A study found that eight of the top ten U.S. cities experiencing increases in flooding that cause annoying disruptions such as road closures, overflowing drains and hampered infrastructure are situated along the East Coast.

This kind of flooding, aptly named "nuisance flooding", is caused by climate-related rising sea levels, excess extraction of groundwater and the steady loss of geographical, natural barriers. 

The National Oceanic and Atmospheric Administration (NOAA) conducted the study in the hopes of finding information to aid coastal communities that have recently been plagued by flooding. In the concluding report--Sea Level Rise and Nuisance Flood Frequency Changes--the NOAA found that nuisance flooding on all U.S. coasts has increased 300-925 percent over the last 50 years.
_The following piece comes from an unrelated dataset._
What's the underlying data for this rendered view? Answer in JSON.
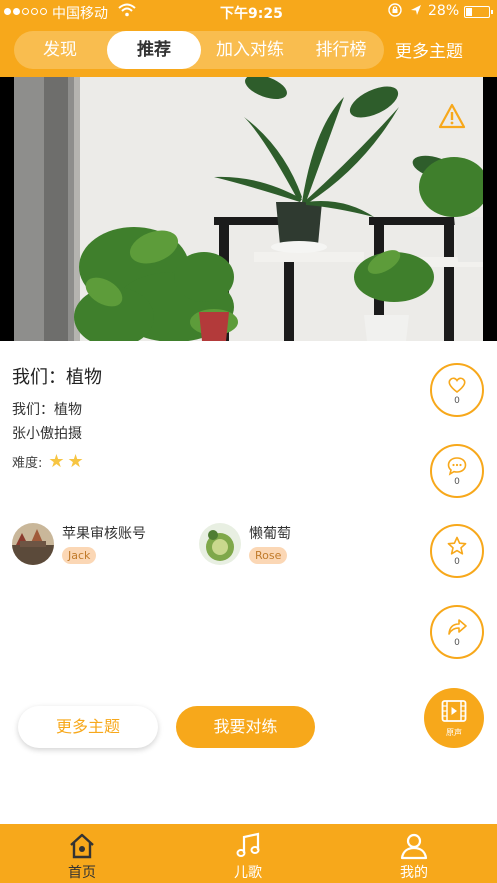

Areas on the East Coast, particularly Annapolis and Baltimore, Maryland, experienced a 920 percent increase in nuisance flooding since 1960.

With the steady rise in sea levels, flooding is no longer triggered only by severe storms and hurricanes, says William Sweet, an oceanographer at NOAA's Center for Operational Oceanographic Products and Services. He explains that now, all it takes is high tide in some of the threatened locations to induce flooding. Such locations are beleaguered with surrounding sea level rise and overwhelming groundwater extraction.
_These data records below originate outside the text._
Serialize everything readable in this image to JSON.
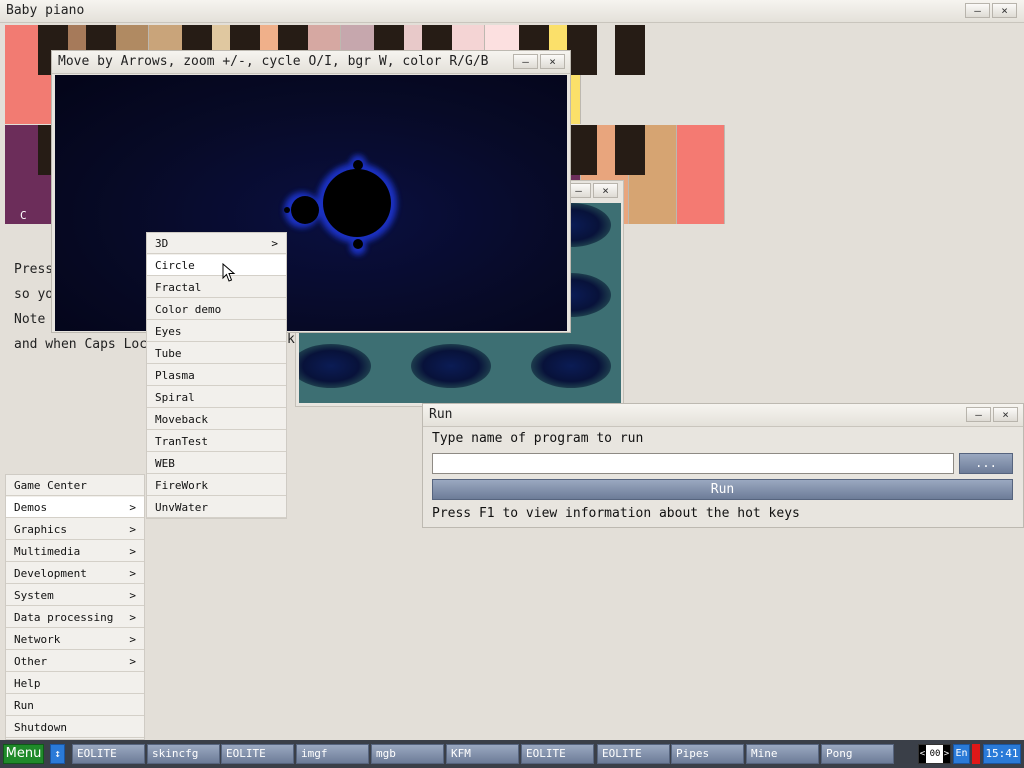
{
  "piano": {
    "title": "Baby piano",
    "note_label": "C",
    "text_lines": [
      "Press",
      "so yo",
      "Note",
      "and when Caps Loc"
    ],
    "text_k": "k",
    "colors": {
      "top": [
        "#f27b72",
        "#a67a5a",
        "#b08a62",
        "#c9a47a",
        "#e0c8a0",
        "#f0b08a",
        "#d6a8a2",
        "#c6a7ad",
        "#e8c9c9",
        "#f4d4d4",
        "#fce0e0",
        "#fbe06a"
      ],
      "bottom": [
        "#6c2d5a",
        "#e8a57d",
        "#d6a472",
        "#f47a72"
      ]
    }
  },
  "fractal": {
    "title": "Move by Arrows, zoom +/-, cycle O/I, bgr W, color R/G/B"
  },
  "plasma": {
    "title": ""
  },
  "run": {
    "title": "Run",
    "prompt": "Type name of program to run",
    "input_value": "",
    "browse_label": "...",
    "run_label": "Run",
    "hint": "Press F1 to view information about the hot keys"
  },
  "window_buttons": {
    "minimize": "–",
    "close": "×"
  },
  "start_menu": {
    "items": [
      {
        "label": "Game Center",
        "arrow": ""
      },
      {
        "label": "Demos",
        "arrow": ">"
      },
      {
        "label": "Graphics",
        "arrow": ">"
      },
      {
        "label": "Multimedia",
        "arrow": ">"
      },
      {
        "label": "Development",
        "arrow": ">"
      },
      {
        "label": "System",
        "arrow": ">"
      },
      {
        "label": "Data processing",
        "arrow": ">"
      },
      {
        "label": "Network",
        "arrow": ">"
      },
      {
        "label": "Other",
        "arrow": ">"
      },
      {
        "label": "Help",
        "arrow": ""
      },
      {
        "label": "Run",
        "arrow": ""
      },
      {
        "label": "Shutdown",
        "arrow": ""
      }
    ]
  },
  "demos_menu": {
    "items": [
      {
        "label": "3D",
        "arrow": ">"
      },
      {
        "label": "Circle",
        "arrow": ""
      },
      {
        "label": "Fractal",
        "arrow": ""
      },
      {
        "label": "Color demo",
        "arrow": ""
      },
      {
        "label": "Eyes",
        "arrow": ""
      },
      {
        "label": "Tube",
        "arrow": ""
      },
      {
        "label": "Plasma",
        "arrow": ""
      },
      {
        "label": "Spiral",
        "arrow": ""
      },
      {
        "label": "Moveback",
        "arrow": ""
      },
      {
        "label": "TranTest",
        "arrow": ""
      },
      {
        "label": "WEB",
        "arrow": ""
      },
      {
        "label": "FireWork",
        "arrow": ""
      },
      {
        "label": "UnvWater",
        "arrow": ""
      }
    ]
  },
  "taskbar": {
    "menu_label": "Menu",
    "arrow_label": "↕",
    "tasks": [
      "EOLITE",
      "skincfg",
      "EOLITE",
      "imgf",
      "mgb",
      "KFM",
      "EOLITE",
      "EOLITE",
      "Pipes",
      "Mine",
      "Pong"
    ],
    "counter": "00",
    "lang": "En",
    "clock": "15:41"
  }
}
The researchers look at many factors when determining the degree of nuisance flooding, including the topography of different locations as well as amount of land cover. NOAA's National Weather Service has set flooding thresholds depending on such variables; any daily water level rise above the threshold is regarded as nuisance flooding. 

The ten cities with the greatest increases in nuisance flooding are Annapolis, Md.; Baltimore; Atlantic City, N.J.; Philadelphia; Sandy Hook, N.J.; Port Isabel, Texas; Charleston, S.C.; Washington, D.C.; San Francisco and Norfolk, VA.

The NOAA report aims to help these and other communities combat the dangers of flooding and assess the risk of future effects of sea level rise.

"The effects of rising sea levels along most of the continental U.S. coastline are only going to become more noticeable and much more severe in the coming decades, probably more so than any other climate-change related factor," says Sweet.